Open raaaahman opened 4 years ago

raaaahman commented 4 years ago

Player Data Clump

The issue

Game:l50-53 shows an example of Data Clump: these are the players related data, and each index relates to a single player. Such indices need to be consistent across the arrays, which can eventually lead to bugs.

This commit introduces a new feature: now players can leave a game while running.

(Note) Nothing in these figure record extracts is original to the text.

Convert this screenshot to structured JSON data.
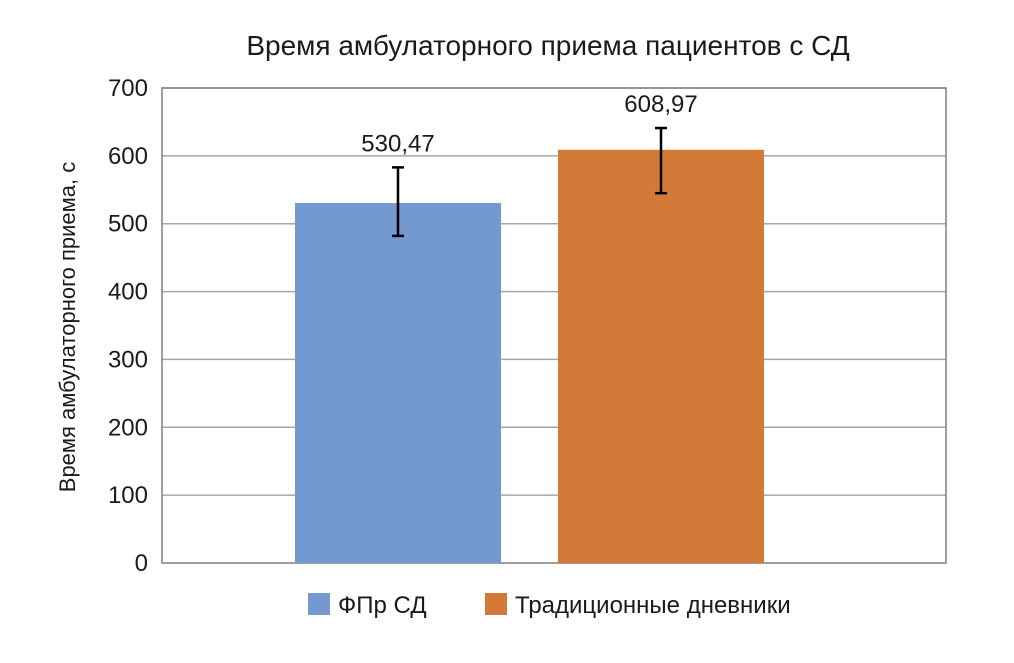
{
  "chart_data": {
    "type": "bar",
    "title": "Время амбулаторного приема пациентов с СД",
    "ylabel": "Время амбулаторного приема, с",
    "xlabel": "",
    "ylim": [
      0,
      700
    ],
    "yticks": [
      "0",
      "100",
      "200",
      "300",
      "400",
      "500",
      "600",
      "700"
    ],
    "ytick_values": [
      0,
      100,
      200,
      300,
      400,
      500,
      600,
      700
    ],
    "grid": true,
    "legend_position": "bottom",
    "series": [
      {
        "name": "ФПр СД",
        "value": 530.47,
        "label": "530,47",
        "error_low": 482,
        "error_high": 583,
        "color": "#7399d0"
      },
      {
        "name": "Традиционные дневники",
        "value": 608.97,
        "label": "608,97",
        "error_low": 545,
        "error_high": 641,
        "color": "#d47a39"
      }
    ],
    "colors": {
      "gridline": "#a6a6a6",
      "axis": "#7f7f7f",
      "error_bar": "#000000"
    }
  }
}
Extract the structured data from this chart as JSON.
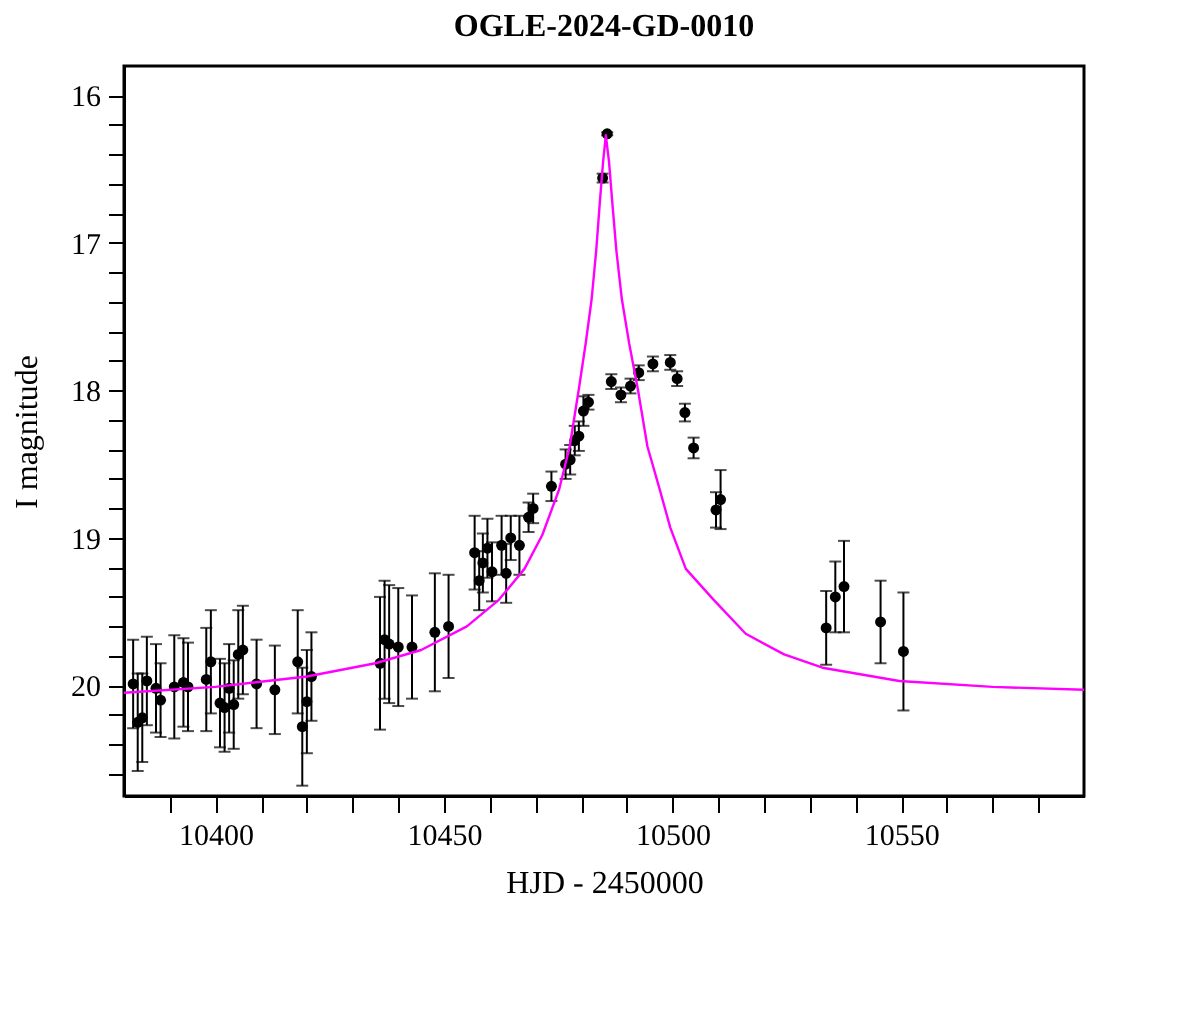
{
  "chart_data": {
    "type": "scatter",
    "title": "OGLE-2024-GD-0010",
    "xlabel": "HJD - 2450000",
    "ylabel": "I magnitude",
    "xlim": [
      10380,
      10590
    ],
    "ylim": [
      20.75,
      15.8
    ],
    "xticks": [
      {
        "value": 10390,
        "label": null
      },
      10400,
      {
        "value": 10410,
        "label": null
      },
      {
        "value": 10420,
        "label": null
      },
      {
        "value": 10430,
        "label": null
      },
      {
        "value": 10440,
        "label": null
      },
      10450,
      {
        "value": 10460,
        "label": null
      },
      {
        "value": 10470,
        "label": null
      },
      {
        "value": 10480,
        "label": null
      },
      {
        "value": 10490,
        "label": null
      },
      10500,
      {
        "value": 10510,
        "label": null
      },
      {
        "value": 10520,
        "label": null
      },
      {
        "value": 10530,
        "label": null
      },
      {
        "value": 10540,
        "label": null
      },
      10550,
      {
        "value": 10560,
        "label": null
      },
      {
        "value": 10570,
        "label": null
      },
      {
        "value": 10580,
        "label": null
      }
    ],
    "yticks": [
      16,
      {
        "value": 16.2,
        "label": null
      },
      {
        "value": 16.4,
        "label": null
      },
      {
        "value": 16.6,
        "label": null
      },
      {
        "value": 16.8,
        "label": null
      },
      17,
      {
        "value": 17.2,
        "label": null
      },
      {
        "value": 17.4,
        "label": null
      },
      {
        "value": 17.6,
        "label": null
      },
      {
        "value": 17.8,
        "label": null
      },
      18,
      {
        "value": 18.2,
        "label": null
      },
      {
        "value": 18.4,
        "label": null
      },
      {
        "value": 18.6,
        "label": null
      },
      {
        "value": 18.8,
        "label": null
      },
      19,
      {
        "value": 19.2,
        "label": null
      },
      {
        "value": 19.4,
        "label": null
      },
      {
        "value": 19.6,
        "label": null
      },
      {
        "value": 19.8,
        "label": null
      },
      20,
      {
        "value": 20.2,
        "label": null
      },
      {
        "value": 20.4,
        "label": null
      },
      {
        "value": 20.6,
        "label": null
      }
    ],
    "series": [
      {
        "color": "#000000",
        "marker": "circle",
        "x": [
          10382,
          10383,
          10384,
          10385,
          10387,
          10388,
          10391,
          10393,
          10394,
          10398,
          10399,
          10401,
          10402,
          10403,
          10404,
          10405,
          10406,
          10409,
          10413,
          10418,
          10419,
          10420,
          10421,
          10436,
          10437,
          10438,
          10440,
          10443,
          10448,
          10451,
          10456.7,
          10457.7,
          10458.5,
          10459.5,
          10460.5,
          10462.6,
          10463.6,
          10464.6,
          10466.5,
          10468.5,
          10469.5,
          10473.5,
          10476.6,
          10477.6,
          10478.6,
          10479.5,
          10480.5,
          10481.6,
          10484.7,
          10485.7,
          10486.6,
          10488.7,
          10490.8,
          10492.6,
          10495.7,
          10499.5,
          10501,
          10502.7,
          10504.6,
          10509.5,
          10510.5,
          10533.6,
          10535.6,
          10537.5,
          10545.5,
          10550.5
        ],
        "values": [
          19.99,
          20.25,
          20.22,
          19.97,
          20.02,
          20.1,
          20.01,
          19.98,
          20.01,
          19.96,
          19.84,
          20.12,
          20.15,
          20.02,
          20.13,
          19.79,
          19.76,
          19.99,
          20.03,
          19.84,
          20.28,
          20.11,
          19.94,
          19.85,
          19.69,
          19.72,
          19.74,
          19.74,
          19.64,
          19.6,
          19.1,
          19.29,
          19.17,
          19.07,
          19.23,
          19.05,
          19.24,
          19.0,
          19.05,
          18.86,
          18.8,
          18.65,
          18.5,
          18.47,
          18.34,
          18.31,
          18.14,
          18.08,
          16.56,
          16.26,
          17.94,
          18.03,
          17.97,
          17.88,
          17.82,
          17.81,
          17.92,
          18.15,
          18.39,
          18.81,
          18.74,
          19.61,
          19.4,
          19.33,
          19.57,
          19.77
        ],
        "errors": [
          0.3,
          0.33,
          0.3,
          0.3,
          0.3,
          0.25,
          0.35,
          0.3,
          0.3,
          0.35,
          0.35,
          0.3,
          0.3,
          0.3,
          0.3,
          0.3,
          0.3,
          0.3,
          0.3,
          0.35,
          0.4,
          0.35,
          0.3,
          0.45,
          0.4,
          0.4,
          0.4,
          0.35,
          0.4,
          0.35,
          0.25,
          0.2,
          0.2,
          0.2,
          0.2,
          0.2,
          0.2,
          0.15,
          0.2,
          0.1,
          0.1,
          0.1,
          0.1,
          0.1,
          0.1,
          0.1,
          0.1,
          0.05,
          0.03,
          0.01,
          0.05,
          0.05,
          0.05,
          0.05,
          0.05,
          0.05,
          0.05,
          0.06,
          0.07,
          0.12,
          0.2,
          0.25,
          0.24,
          0.31,
          0.28,
          0.4
        ]
      },
      {
        "type": "line",
        "color": "#ff00ff",
        "marker": "none",
        "line_style": "solid",
        "x": [
          10380,
          10400,
          10420,
          10435,
          10445,
          10455,
          10462,
          10467.6,
          10471.5,
          10475.2,
          10477.5,
          10479.5,
          10481,
          10482.3,
          10483.3,
          10484.1,
          10484.8,
          10485.4,
          10486.1,
          10486.8,
          10487.7,
          10488.9,
          10490.5,
          10492.4,
          10494.5,
          10497,
          10499.5,
          10502.9,
          10509,
          10516,
          10524.4,
          10532.8,
          10549.6,
          10570,
          10590
        ],
        "values": [
          20.05,
          20.01,
          19.94,
          19.85,
          19.76,
          19.6,
          19.42,
          19.21,
          18.98,
          18.67,
          18.38,
          17.99,
          17.68,
          17.38,
          17.05,
          16.72,
          16.45,
          16.27,
          16.45,
          16.72,
          17.05,
          17.38,
          17.68,
          17.99,
          18.38,
          18.65,
          18.93,
          19.21,
          19.42,
          19.65,
          19.79,
          19.88,
          19.97,
          20.01,
          20.03
        ]
      }
    ]
  }
}
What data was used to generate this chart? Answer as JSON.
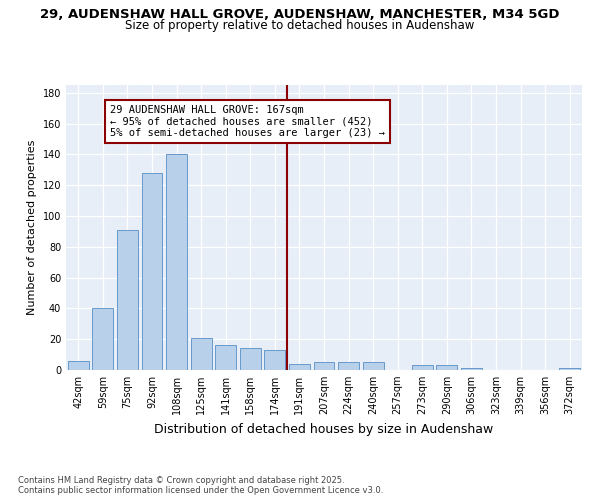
{
  "title_line1": "29, AUDENSHAW HALL GROVE, AUDENSHAW, MANCHESTER, M34 5GD",
  "title_line2": "Size of property relative to detached houses in Audenshaw",
  "xlabel": "Distribution of detached houses by size in Audenshaw",
  "ylabel": "Number of detached properties",
  "bar_labels": [
    "42sqm",
    "59sqm",
    "75sqm",
    "92sqm",
    "108sqm",
    "125sqm",
    "141sqm",
    "158sqm",
    "174sqm",
    "191sqm",
    "207sqm",
    "224sqm",
    "240sqm",
    "257sqm",
    "273sqm",
    "290sqm",
    "306sqm",
    "323sqm",
    "339sqm",
    "356sqm",
    "372sqm"
  ],
  "bar_values": [
    6,
    40,
    91,
    128,
    140,
    21,
    16,
    14,
    13,
    4,
    5,
    5,
    5,
    0,
    3,
    3,
    1,
    0,
    0,
    0,
    1
  ],
  "bar_color": "#b8d0ea",
  "bar_edge_color": "#6699cc",
  "vline_x": 8.5,
  "vline_color": "#8b0000",
  "annotation_text": "29 AUDENSHAW HALL GROVE: 167sqm\n← 95% of detached houses are smaller (452)\n5% of semi-detached houses are larger (23) →",
  "annotation_box_color": "#ffffff",
  "annotation_box_edge": "#8b0000",
  "ylim": [
    0,
    185
  ],
  "yticks": [
    0,
    20,
    40,
    60,
    80,
    100,
    120,
    140,
    160,
    180
  ],
  "footer_text": "Contains HM Land Registry data © Crown copyright and database right 2025.\nContains public sector information licensed under the Open Government Licence v3.0.",
  "bg_color": "#e8eef7",
  "title_fontsize": 9.5,
  "subtitle_fontsize": 8.5,
  "axis_label_fontsize": 8,
  "tick_fontsize": 7,
  "annotation_fontsize": 7.5
}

As outlined in the tests from this commit, removing a player from the Game::players array will mismatch the remaining players with the recorded data.

While this particular bug could be fixed by setting back the correct data in the Game::remove() method, now any changes on these data, or inclusion of a new type of data (for example, players may be assigned a color), would then need to be performed both in the Game::add() and Game::remove() methods. This might not be obvious to a new programmer joining the project.

Introducing a data holding class

The solution would be to group all the data referring to a same player in a dedicated data holding instance, representing this player.

To perform this operation safely, a first step is to encapsulate fields for Game::players, Game::places, Game::purses and Game::inPenaltyBox.

With all the data access encapsulated, we can nowmove these fields to the Player class. The Game::players will now hold references to Player instances in order to access this data.

Fixing the remove method

This refactor could have been stopped there, but the following commits outlines two new bugs that may occur when implementing the Game::remove() method:

-If a player leaves, the current player may be changed

We can benefits from our players being instances here to use a reference to the current player, instead of an integer referring to its position in an array.

Cleaning up

This could also bring an end to this refactoring, although, the encapsulation of these change of the current player offers us a good opportunity to enforce separation of concerns, by moving all the code related to selecting the current player in a dedicated collection class

This in turn gives us the opportunity to level down all of the written tests to the PlayersList class scope, where the player removal feature belongs.